Health Savings Accounts just Social Security retooled
Warning: Discussing the status of health care in America may cause nausea, vomiting and possibly a severe case of depression. The numbers aren’t encouraging. The United States spent nearly $1.9 trillion dollars on health care in 2004, and there are still nearly 46 million Americans who are uninsured. As college students we may feel invincible, but the health care crisis will soon be our problem.
President Bush offered some solutions for these problems in his State of the Union address. A key component of his plan is to make Health Savings Accounts (HSAs) more attractive for people to use. According the U.S. Department of the Treasury Web site, these accounts “enable you to pay for current health expenses and save for future qualified medical and retiree health expenses on a tax-free basis.” The 2006 limit on the amount of money a single individual can place in an HSA is $2,700.

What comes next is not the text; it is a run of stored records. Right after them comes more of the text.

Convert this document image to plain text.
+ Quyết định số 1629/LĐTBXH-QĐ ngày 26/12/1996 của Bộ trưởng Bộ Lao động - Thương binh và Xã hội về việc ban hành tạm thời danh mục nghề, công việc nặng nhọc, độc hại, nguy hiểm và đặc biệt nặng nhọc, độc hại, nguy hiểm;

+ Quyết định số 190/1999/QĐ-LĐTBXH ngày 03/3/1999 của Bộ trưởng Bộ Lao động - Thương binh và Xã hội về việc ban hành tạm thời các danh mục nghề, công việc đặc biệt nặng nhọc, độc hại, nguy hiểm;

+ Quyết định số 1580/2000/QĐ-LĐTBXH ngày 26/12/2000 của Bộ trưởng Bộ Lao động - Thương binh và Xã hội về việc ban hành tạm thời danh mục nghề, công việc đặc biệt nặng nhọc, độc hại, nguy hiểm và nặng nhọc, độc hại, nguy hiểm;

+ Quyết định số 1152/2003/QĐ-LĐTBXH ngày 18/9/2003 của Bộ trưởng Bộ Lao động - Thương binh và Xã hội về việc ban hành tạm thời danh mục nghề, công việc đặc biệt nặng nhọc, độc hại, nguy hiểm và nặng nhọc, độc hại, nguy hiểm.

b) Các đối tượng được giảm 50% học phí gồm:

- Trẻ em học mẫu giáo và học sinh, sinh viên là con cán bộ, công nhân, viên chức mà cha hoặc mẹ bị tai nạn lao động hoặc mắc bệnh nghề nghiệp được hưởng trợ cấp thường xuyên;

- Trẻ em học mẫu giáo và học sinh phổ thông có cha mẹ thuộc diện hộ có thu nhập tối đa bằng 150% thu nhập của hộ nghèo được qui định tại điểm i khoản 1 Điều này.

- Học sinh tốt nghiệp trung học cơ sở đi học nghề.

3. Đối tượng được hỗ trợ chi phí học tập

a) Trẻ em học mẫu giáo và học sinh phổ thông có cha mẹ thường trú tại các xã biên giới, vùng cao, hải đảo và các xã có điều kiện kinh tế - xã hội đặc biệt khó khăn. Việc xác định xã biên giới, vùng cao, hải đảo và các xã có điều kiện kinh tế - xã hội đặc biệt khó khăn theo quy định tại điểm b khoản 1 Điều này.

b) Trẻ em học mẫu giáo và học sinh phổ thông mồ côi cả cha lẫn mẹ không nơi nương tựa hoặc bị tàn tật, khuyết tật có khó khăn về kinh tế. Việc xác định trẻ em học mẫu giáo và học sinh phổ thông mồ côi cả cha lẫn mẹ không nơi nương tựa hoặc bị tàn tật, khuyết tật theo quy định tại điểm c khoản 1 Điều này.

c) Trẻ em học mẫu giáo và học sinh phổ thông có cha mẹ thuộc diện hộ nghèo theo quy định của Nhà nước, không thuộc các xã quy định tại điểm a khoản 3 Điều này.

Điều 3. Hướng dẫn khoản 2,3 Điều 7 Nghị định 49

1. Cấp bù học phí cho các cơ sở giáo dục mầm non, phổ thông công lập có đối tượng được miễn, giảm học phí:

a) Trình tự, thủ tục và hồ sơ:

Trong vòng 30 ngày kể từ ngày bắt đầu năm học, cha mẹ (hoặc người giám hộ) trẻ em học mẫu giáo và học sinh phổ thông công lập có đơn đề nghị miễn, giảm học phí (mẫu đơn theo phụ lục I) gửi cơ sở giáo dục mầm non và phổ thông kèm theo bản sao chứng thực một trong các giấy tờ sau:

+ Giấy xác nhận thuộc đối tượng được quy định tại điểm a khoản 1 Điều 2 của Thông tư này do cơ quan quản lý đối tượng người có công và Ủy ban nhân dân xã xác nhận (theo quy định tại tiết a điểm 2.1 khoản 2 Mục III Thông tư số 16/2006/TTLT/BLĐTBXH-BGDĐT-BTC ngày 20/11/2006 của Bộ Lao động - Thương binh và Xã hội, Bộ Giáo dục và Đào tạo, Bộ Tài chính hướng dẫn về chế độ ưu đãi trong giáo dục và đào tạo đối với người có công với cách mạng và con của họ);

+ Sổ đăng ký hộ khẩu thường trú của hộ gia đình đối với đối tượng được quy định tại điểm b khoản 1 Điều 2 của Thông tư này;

So far the plan sounds pretty nifty. Open up an HSA account at a bank, insurance company or possibly through your employer and you can control how this pre-tax money is used for qualified medical expenses. Of course, one of the caveats is that you cannot have this account if you’ve got a health plan with a low deductible or no deductible at all (for example, an HMO). HSAs are only allowed if you are insured by a high-deductible health plan.
Without getting too far into the fine print, suffice it to say that HSAs are great for the healthy among us if we are willing to take the risk that we will stay that way. Realize, however, that your future health is a mighty big gamble with consequences far greater than losing a friendly card game.
The president’s proposal to deal with rising health care costs – part of his “ownership society” platform – is little more than a retooling of his private accounts approach to Social Security. The premise for HSAs is that by shifting more of the cost to consumers, they will have a greater stake in controlling expenses.
This seems, on the surface, to be logical. But who is more able to shoulder medical costs: corporations that are fiscally sound enough to provide CEOs with salaries 475 times that of an average worker or wage-squeezed laborers?There are other clear losers with HSAs. According to Princeton economist and New York Times columnist Paul Krugman, “In 2002 a mere 5 percent of Americans incurred almost half of U.S. medical costs.”
Admittedly, private sector insurance coverage is not perfect. For those covered, it spreads the cost between the most needy medically and the healthy. As healthy people flock to HSAs, those who utilize insurance the most will find it prohibitively expensive and may join the ranks of the uninsured.
The crisis in American health care is a complex and multifaceted problem that must be addressed with a comprehensive solution. A proposal that allows employees to contribute thousands of dollars to an HSA fails in its presumption that discretionary income is available for such a plan. For many workers, the fact that inflation rose faster than earnings in 2005 means that taking care of essential expenses is increasingly challenging.
So what can be done? Comprehensive health care reform must start with a focus on prevention. The long-term cost of diabetes, obesity and a host of other debilitating illnesses is dragging down our nation’s medical infrastructure. While prevention will not lead to eradication of long-term illness (heredity is often involved), early detection of risk factors can make a difference.
Companies both large and small should be encouraged to provide workers with time for healthy, lifestyle-enhancing activities. Clearly not everyone is going to train for a marathon, but peer-to-peer groups for weight loss or even support groups for overeating due to depression could be useful. The goal is to personalize the medical challenges that individuals face in the context of those around them in the same situation.
Furthermore, we, as Americans, need to face the fact that our own bad habits often contribute to ongoing health problems. We need to take a look at our behaviors and make the choice to change the way we eat and exercise – and that’s just for starters.
These suggestions and other proposals should be sought to nationalize the solution to our health care dilemma. As it stands, we are already spending 16 percent of gross domestic product on health care in America. HSAs would only provide a Band-Aid on the problem when what the country needs is comprehensive health care reform. Otherwise, nausea, vomiting and severe depression will occur with no doctor willing to treat you.
Aaron Hill is a senior majoring in economics.